お父さんカッパのカワタロウは、大きなリュックサックをせおっていました。お母さんカッパのカワコは、ち
いさなリュックサックをせおっていました。むかしむかしのカッパとはちがって、いまでは、背中のこうらは
取りはずして、たたんで、リュックサックにしまうことが出来るようになっていました。頭のおさらも、かみ
の毛の中にかくれるくらいにちいさくなっていましたので、土手の道を歩いて行く二ひきのカッパのすがたは、
人間とおなじに見えました。
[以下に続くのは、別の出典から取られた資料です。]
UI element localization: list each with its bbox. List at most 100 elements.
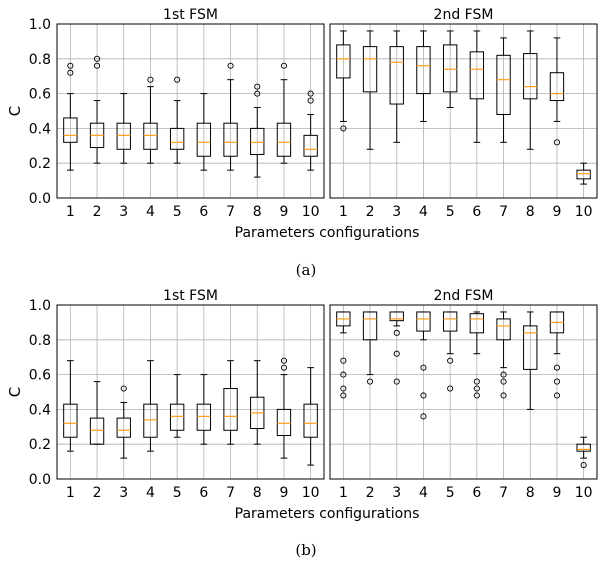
- panel-title: 1st FSM: [163, 288, 218, 304]
- box-iqr: [116, 122, 131, 150]
- box-4: [416, 311, 431, 420]
- flier-point: [94, 55, 101, 62]
- box-iqr: [276, 408, 292, 436]
- box-iqr: [523, 325, 538, 370]
- y-tick-label: 0.8: [29, 52, 51, 68]
- box-10: [576, 436, 591, 469]
- box-2: [89, 55, 105, 164]
- flier-point: [340, 392, 347, 399]
- box-8: [523, 30, 538, 150]
- x-tick-label: 8: [253, 204, 262, 220]
- flier-point: [174, 76, 181, 83]
- box-2: [89, 381, 105, 445]
- box-7: [496, 37, 511, 143]
- box-3: [116, 93, 131, 164]
- flier-point: [366, 378, 374, 385]
- panel-title: 1st FSM: [163, 7, 218, 23]
- box-iqr: [223, 122, 238, 157]
- x-tick-label: 4: [419, 485, 428, 501]
- flier-point: [393, 378, 400, 385]
- box-iqr: [276, 122, 292, 157]
- box-iqr: [303, 403, 318, 438]
- flier-point: [67, 62, 74, 69]
- box-5: [169, 374, 185, 438]
- y-tick-label: 0.4: [29, 402, 51, 418]
- box-10: [303, 90, 318, 171]
- box-iqr: [116, 417, 131, 438]
- flier-point: [67, 69, 74, 76]
- box-10: [303, 367, 318, 466]
- box-iqr: [303, 134, 318, 157]
- x-axis-label: Parameters configurations: [235, 225, 420, 241]
- box-5: [442, 30, 458, 109]
- flier-point: [447, 385, 454, 392]
- x-tick-label: 8: [253, 485, 262, 501]
- x-tick-label: 6: [199, 204, 208, 220]
- y-tick-label: 0.0: [29, 472, 51, 488]
- x-tick-label: 7: [226, 485, 235, 501]
- x-tick-label: 6: [199, 485, 208, 501]
- box-iqr: [143, 122, 158, 150]
- flier-point: [420, 392, 427, 399]
- y-tick-label: 1.0: [29, 17, 51, 33]
- box-iqr: [362, 311, 378, 341]
- x-axis-label: Parameters configurations: [235, 506, 420, 522]
- x-tick-label: 1: [339, 204, 348, 220]
- x-tick-label: 9: [552, 204, 561, 220]
- flier-point: [500, 392, 507, 399]
- box-8: [250, 360, 265, 445]
- flier-point: [147, 76, 154, 83]
- box-1: [63, 62, 78, 171]
- x-tick-label: 10: [575, 485, 593, 501]
- x-tick-label: 1: [66, 485, 75, 501]
- box-iqr: [469, 313, 485, 334]
- x-tick-label: 6: [472, 485, 481, 501]
- flier-point: [580, 462, 587, 469]
- box-1: [336, 30, 351, 132]
- box-iqr: [496, 54, 511, 115]
- box-iqr: [89, 417, 105, 445]
- flier-point: [227, 62, 234, 69]
- x-tick-label: 4: [146, 204, 155, 220]
- x-tick-label: 7: [499, 204, 508, 220]
- panel-frame: [329, 23, 598, 199]
- x-tick-label: 3: [392, 204, 401, 220]
- box-iqr: [196, 403, 212, 431]
- box-iqr: [143, 403, 158, 438]
- box-6: [196, 93, 212, 171]
- box-iqr: [416, 46, 431, 95]
- x-tick-label: 3: [119, 204, 128, 220]
- box-iqr: [169, 403, 185, 431]
- flier-point: [254, 90, 261, 97]
- flier-point: [553, 139, 561, 146]
- x-tick-label: 5: [446, 204, 455, 220]
- box-3: [389, 311, 404, 385]
- flier-point: [447, 357, 454, 364]
- flier-point: [307, 97, 314, 104]
- box-2: [362, 311, 378, 385]
- flier-point: [340, 125, 347, 132]
- box-4: [416, 30, 431, 122]
- box-iqr: [576, 169, 591, 180]
- y-tick-label: 0.2: [29, 156, 51, 172]
- box-iqr: [63, 403, 78, 438]
- x-tick-label: 9: [279, 485, 288, 501]
- y-tick-label: 0.4: [29, 121, 51, 137]
- box-4: [143, 360, 158, 452]
- box-1: [63, 360, 78, 452]
- panel-title: 2nd FSM: [434, 288, 494, 304]
- box-9: [549, 311, 565, 399]
- box-10: [576, 162, 591, 185]
- flier-point: [473, 392, 480, 399]
- box-iqr: [416, 311, 431, 332]
- x-tick-label: 10: [575, 204, 593, 220]
- box-9: [276, 62, 292, 164]
- x-tick-label: 2: [366, 485, 375, 501]
- box-6: [469, 311, 485, 399]
- x-tick-label: 8: [526, 204, 535, 220]
- box-iqr: [523, 53, 538, 100]
- box-iqr: [362, 46, 378, 93]
- box-6: [469, 30, 485, 143]
- y-tick-label: 0.2: [29, 437, 51, 453]
- y-tick-label: 0.8: [29, 333, 51, 349]
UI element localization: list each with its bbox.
もちろん、顔につき出ていたクチバシも、すっかり引っこんで、カッパどうしでな
ければ、カッパとはわかりませんでした。
「いいこに、してるのよー・」
 お母さんカッパのカワコは、うしろをむいてカンタに手をふりました。カンタは、なんだか、目の中からなみ
だがあふれてきそうで、あわてて大きな声で、お母さんにむかっていいました。
「お母さんも、気をつけてねー。」
 お父さんカッパのカワタロウが、さいごに手を大きくふりました。
「かんたー。オオカミには、気をつけるんだぞー。」
 それきり二ひきは、走るようにはやく歩きはじめて、すぐに見えなくなってしまいました。
 カンタは、みどり色の手さげカバンをもっていました。六才の誕生日のプレゼントにお母さんからもらったのです。
お母さんはそのカバンを、おじいさんカッパからいただいたといっていました。 手さげカバンには、チャックがついていて、チャックをしめると、もう中には水がひとしずくもはいりませんでした。
 カンタは、その夜、お母さんが作っておいてくれたカレーライスを三ばいも食べ、手さげカバンをだいてねました。
手さげカバンをだいていると、お母さんといっしょにねているような気がしました。
[お母さん。ぼく、宇宙人に、きっとあうよ。」
と、カンタは、ひとりごとをいうと、すぐにねむりました。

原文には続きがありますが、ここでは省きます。